While I am not sure, but if my memory serves me right, and sometimes it doesn't, IRA started sometime around 1980. The graph above would indicate the savings rate has gone down ever since. If as has been said, the savings rate measures what is in the banks, this is a totaly worthless stat for what it is being used for. Which is to flame the fans of early retirement.
 
If people aren't putting money into the bank, and have a negative savings rate, then were is the spending money coming from? People cashing out 401ks? Draining existing savings accounts? Mortgage equity withdrawals? Credit card debt? Any way you slice it, it's not a picture of health IMO.

Incidentally, I have a coworker who was telling me the other day that they take 401k loans all the time... it's just another piggy bank to them. :-[
 
Marshac,
You might have missed my point. The savings rate, since about 1980, has been trotted out by whichever party not in power to show the woes that is going to befall us. If there has been a fundamental difference in the way Americans save and this is not captured, then once more the Statistics are not lying but the Statisticians are! Anecdotal evidence about one at work means little. Folks I work with say there is a geaser down the hall that saves every penny he gets his hands on! That certainly does not mean all the other old geasers around here are savings. Most will still be here next month after I leave.
 
There's a "Brokeback Mountain" comment out there somewhere :D
 
Craptastic- I hit the wrong button, and lost my whole reply :-\

In a nutshell- I don't think we're being lied to, and here are some #s

Consumer debt outstanding
http://www.federalreserve.gov/releases/g19/hist/cc_hist_sa.txt

Household debt service
http://www.federalreserve.gov/releases/housedebt/default.htm

As you can see, consumers have been taking on more debt, and spending more to service that debt. In 2005, the debt service ratio hit an all time high in that dataset which goes back to 1980- and we're in a period of record low rates! I don't believe that there is any hidden savings taking place here... Americans simply like to spend, and the data backs up this assertion.
 
Marshac,
Two very good charts. But again, what is the data that makes them up? The first, is it inflation adjusted? Does it take into account the increase in population? Just two quick things I saw. The second is similar to the 'Savings Rate' what makes up disposable income? Is it after 401K deduction? During the time of defined pensions was disposable income higher? Are IRA in Disposable income?

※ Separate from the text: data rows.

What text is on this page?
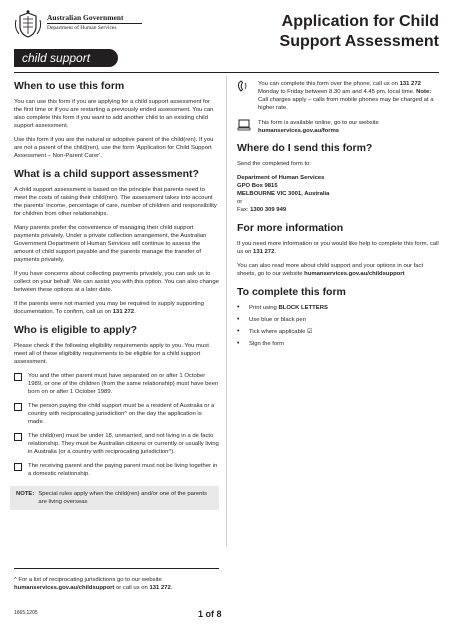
Australian Government
Department of Human Services
child support
Application for Child
Support Assessment
When to use this form

You can use this form if you are applying for a child support assessment for the first time or if you are restarting a previously ended assessment. You can also complete this form if you want to add another child to an existing child support assessment.

Use this form if you are the natural or adoptive parent of the child(ren). If you are not a parent of the child(ren), use the form 'Application for Child Support Assessment – Non-Parent Carer'.

What is a child support assessment?

A child support assessment is based on the principle that parents need to meet the costs of raising their child(ren). The assessment takes into account the parents' income, percentage of care, number of children and responsibility for children from other relationships.

Many parents prefer the convenience of managing their child support payments privately. Under a private collection arrangement, the Australian Government Department of Human Services will continue to assess the amount of child support payable and the parents manage the transfer of payments privately.

If you have concerns about collecting payments privately, you can ask us to collect on your behalf. We can assist you with this option. You can also change between these options at a later date.

If the parents were not married you may be required to supply supporting documentation. To confirm, call us on 131 272.

Who is eligible to apply?

Please check if the following eligibility requirements apply to you. You must meet all of these eligibility requirements to be eligible for a child support assessment.

You and the other parent must have separated on or after 1 October 1989, or one of the children (from the same relationship) must have been born on or after 1 October 1989.
The person paying the child support must be a resident of Australia or a country with reciprocating jurisdiction^ on the day the application is made.
The child(ren) must be under 18, unmarried, and not living in a de facto relationship. They must be Australian citizens or currently or usually living in Australia (or a country with reciprocating jurisdiction^).
The receiving parent and the paying parent must not be living together in a domestic relationship.
NOTE: Special rules apply when the child(ren) and/or one of the parents are living overseas
^ For a list of reciprocating jurisdictions go to our website humanservices.gov.au/childsupport or call us on 131 272.
1665.1205	1 of 8
You can complete this form over the phone, call us on 131 272 Monday to Friday between 8.30 am and 4.45 pm, local time. Note: Call charges apply – calls from mobile phones may be charged at a higher rate.
This form is available online, go to our website humanservices.gov.au/forms
Where do I send this form?

Send the completed form to:

Department of Human Services
GPO Box 9815
MELBOURNE VIC 3001, Australia

or

Fax: 1300 309 949

For more information

If you need more information or you would like help to complete this form, call us on 131 272.

You can also read more about child support and your options in our fact sheets, go to our website humanservices.gov.au/childsupport

To complete this form
•	Print using BLOCK LETTERS
•	Use blue or black pen
•	Tick where applicable ☑
•	Sign the form
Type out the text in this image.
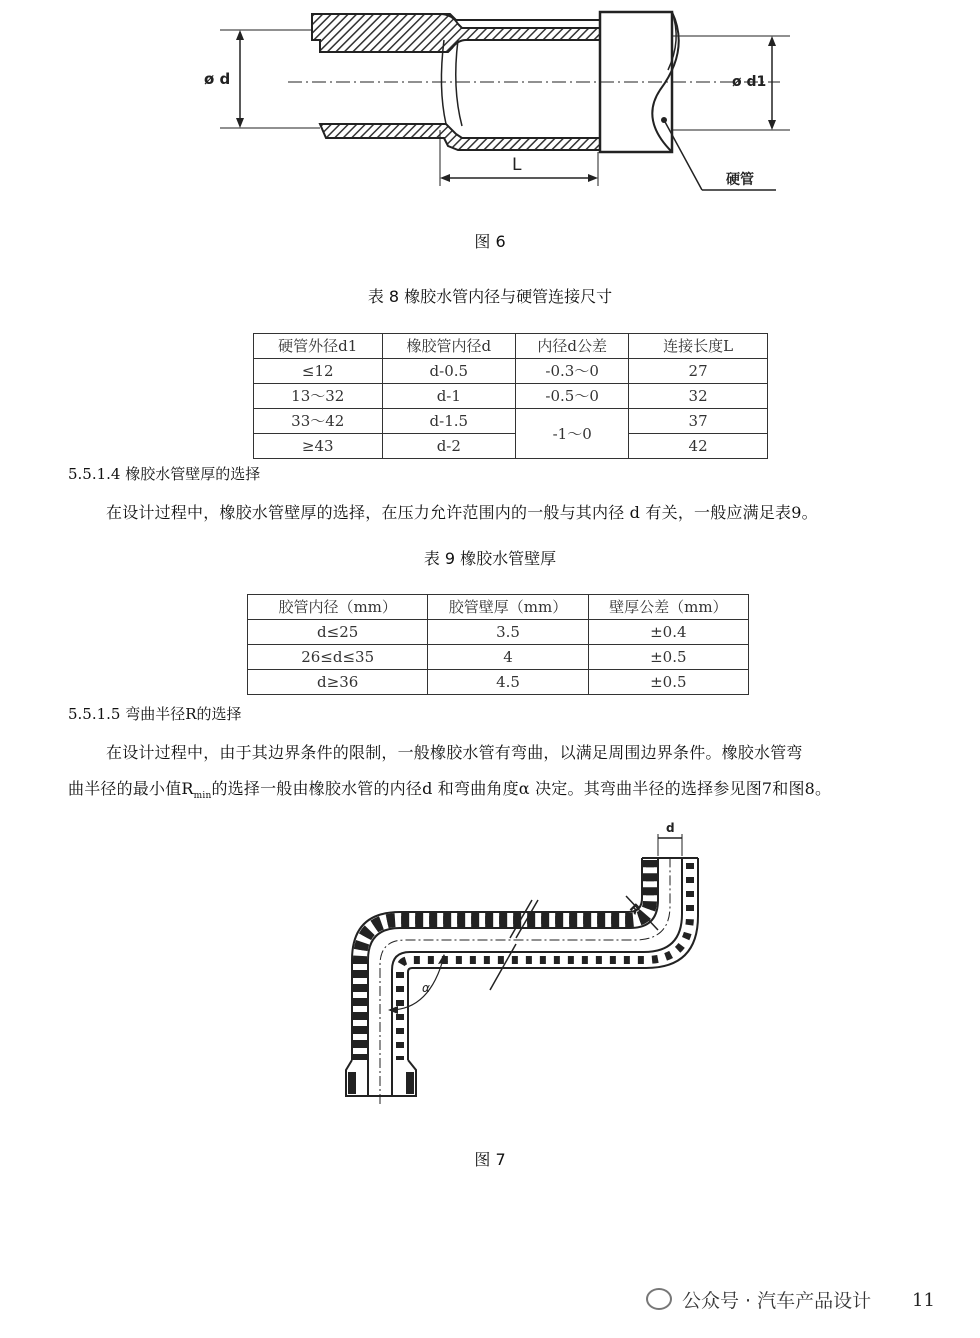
ø d	ø d1
L
硬管
图 6
表 8 橡胶水管内径与硬管连接尺寸
硬管外径d1	橡胶管内径d	内径d公差	连接长度L
≤12	d-0.5	-0.3～0	27
13～32	d-1	-0.5～0	32
33～42	d-1.5	-1～0	37
≥43	d-2		42
5.5.1.4 橡胶水管壁厚的选择
在设计过程中，橡胶水管壁厚的选择，在压力允许范围内的一般与其内径 d 有关，一般应满足表9。
表 9 橡胶水管壁厚
胶管内径（mm）	胶管壁厚（mm）	壁厚公差（mm）
d≤25	3.5	±0.4
26≤d≤35	4	±0.5
d≥36	4.5	±0.5
5.5.1.5 弯曲半径R的选择
在设计过程中，由于其边界条件的限制，一般橡胶水管有弯曲，以满足周围边界条件。橡胶水管弯
曲半径的最小值$R_{min}$的选择一般由橡胶水管的内径d 和弯曲角度α 决定。其弯曲半径的选择参见图7和图8。
d
R
α
图 7
公众号 · 汽车产品设计 11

We have become a nation of Polls and Statistics. They are easy to quote and even easier to manipulate. Based on what we have been told it certainly appears that we are over spending, non savings, (fill in the blanks) society. It is tough to find an organization that does not have a ax to grind or product to sell, and it is even harder to get to the base of their arguments. Just for the record, I do think the consumer is over extended, however, since I don't trust the data that feeling is based on....... Wow, I could flip flop all day!